Selain kurang membaca buku atau sumber bacaan lainnya, hilangnya priduktivtas menulis bisa disebabkan oleh berkurangnya rasa peduli atau care terhadap persoalan – persoalan di lingkungan sekitar atau lingkungan global. Bisa jadi munculnya sikap apatis terhadap masalah tersebut, sehingga tidak muncul keinginan untuk menulis masalah-masalah tersebut. Tidak sedikit pula factor tidak ada mood untuk menulis sesuatu, membuat tingkat produktivitas menulis seorang penulis itu menurun. Sementara factor eksternal, factor yang datang dari luar diri penulis adalah karena sulitnya menembus platform sebuah media. Ini tentu bisa berlaku bagi para penulis yang tidak mengelola media. Tentu tidak selayaknya membuat alasan karena tidak sempat, karena bila itu alasannya, sangat banyak waktu yang terbuang untuk membuat status di media social.
Nah, bagi penulis sendiri, kondisi semacam ini membuat diri resah dan malah merasa malu ketika melihat tingkat produkvitas anak sendiri menulis. Ananda Nayla yang masih duduk di kelas 6 Madrasah Ibtidaiyah Negeri (MIN) 5 Ule Kareng Banda Aceh, sejak pertengahan bulan puasa hingga kini sudah lebih dari tiga puluh tulisan menulis di www.majalahanakcerdas.com.

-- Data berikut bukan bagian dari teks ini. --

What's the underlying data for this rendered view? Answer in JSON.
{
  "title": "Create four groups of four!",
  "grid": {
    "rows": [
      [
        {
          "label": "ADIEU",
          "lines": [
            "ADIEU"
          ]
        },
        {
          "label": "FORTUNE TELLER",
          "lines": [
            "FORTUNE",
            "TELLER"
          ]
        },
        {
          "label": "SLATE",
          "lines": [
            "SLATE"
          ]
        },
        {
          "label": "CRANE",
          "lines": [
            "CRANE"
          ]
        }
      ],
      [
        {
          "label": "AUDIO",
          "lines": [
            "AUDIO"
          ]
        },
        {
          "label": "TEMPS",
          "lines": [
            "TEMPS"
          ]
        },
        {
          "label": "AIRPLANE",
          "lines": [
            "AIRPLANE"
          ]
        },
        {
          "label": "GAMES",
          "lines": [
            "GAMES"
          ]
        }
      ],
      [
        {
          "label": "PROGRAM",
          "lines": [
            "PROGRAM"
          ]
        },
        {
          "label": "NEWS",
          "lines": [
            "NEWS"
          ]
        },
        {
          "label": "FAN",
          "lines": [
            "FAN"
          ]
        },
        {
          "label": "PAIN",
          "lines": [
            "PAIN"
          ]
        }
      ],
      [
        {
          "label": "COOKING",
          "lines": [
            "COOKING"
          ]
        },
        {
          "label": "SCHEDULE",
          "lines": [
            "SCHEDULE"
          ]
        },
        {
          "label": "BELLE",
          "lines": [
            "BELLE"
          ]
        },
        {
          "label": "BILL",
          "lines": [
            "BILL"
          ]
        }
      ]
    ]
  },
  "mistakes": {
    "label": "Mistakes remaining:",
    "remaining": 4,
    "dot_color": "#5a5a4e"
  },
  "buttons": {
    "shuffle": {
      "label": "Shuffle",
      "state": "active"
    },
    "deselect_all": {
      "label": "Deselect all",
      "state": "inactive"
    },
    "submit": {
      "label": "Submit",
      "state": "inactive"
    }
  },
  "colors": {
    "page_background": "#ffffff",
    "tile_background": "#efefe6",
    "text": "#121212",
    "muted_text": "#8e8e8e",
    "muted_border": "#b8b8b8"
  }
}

Harusnya, penulis tidak membiarkan memudarnya atau menurunnya produktivitas menulis hingga ke titik nadir, karena bisa menyebabkan mati rasa terhadap segala perosalan di sekitar maupun di level global.
Seorang penulis harus menjaga dan merawat produktivitas menulis dengan tetap merawat kebiasaan membaca, mengamati dan menyikapi suatu kondisi untuk diidentifikasi masalah-masalah pa saja yang terjadi, melihat factor-faktor penyebab terjadinya sesuatu, baik factor internal, maupun factor eksternal serta variable-variable lainnya. Dengan demikian, akan selalu banyak ide atau gagasan untuk ditulis dan dikembangkan menjadi tulisan yang bukan hanya akan melahirkan satu tulisan, tetapi bisa sebanyak yang kita mampu tulis.
Nah, bila ingin menjaga dan merawat produkvitas menulis, seorang penulis harus selalu merawat dan menjaga agar minat serta kebiasaan membaca setiap hari. Hal ini penting, karena bagi seorang penulis, semakin banyak ia menulis, maka semakin puas batinnya. Sebab satu dari sekian banyak keuntungan menulis yang hakiki adalah kepuasaan batin. Oleh sebab itu, tetaplah membaca dan produktiflah menulis.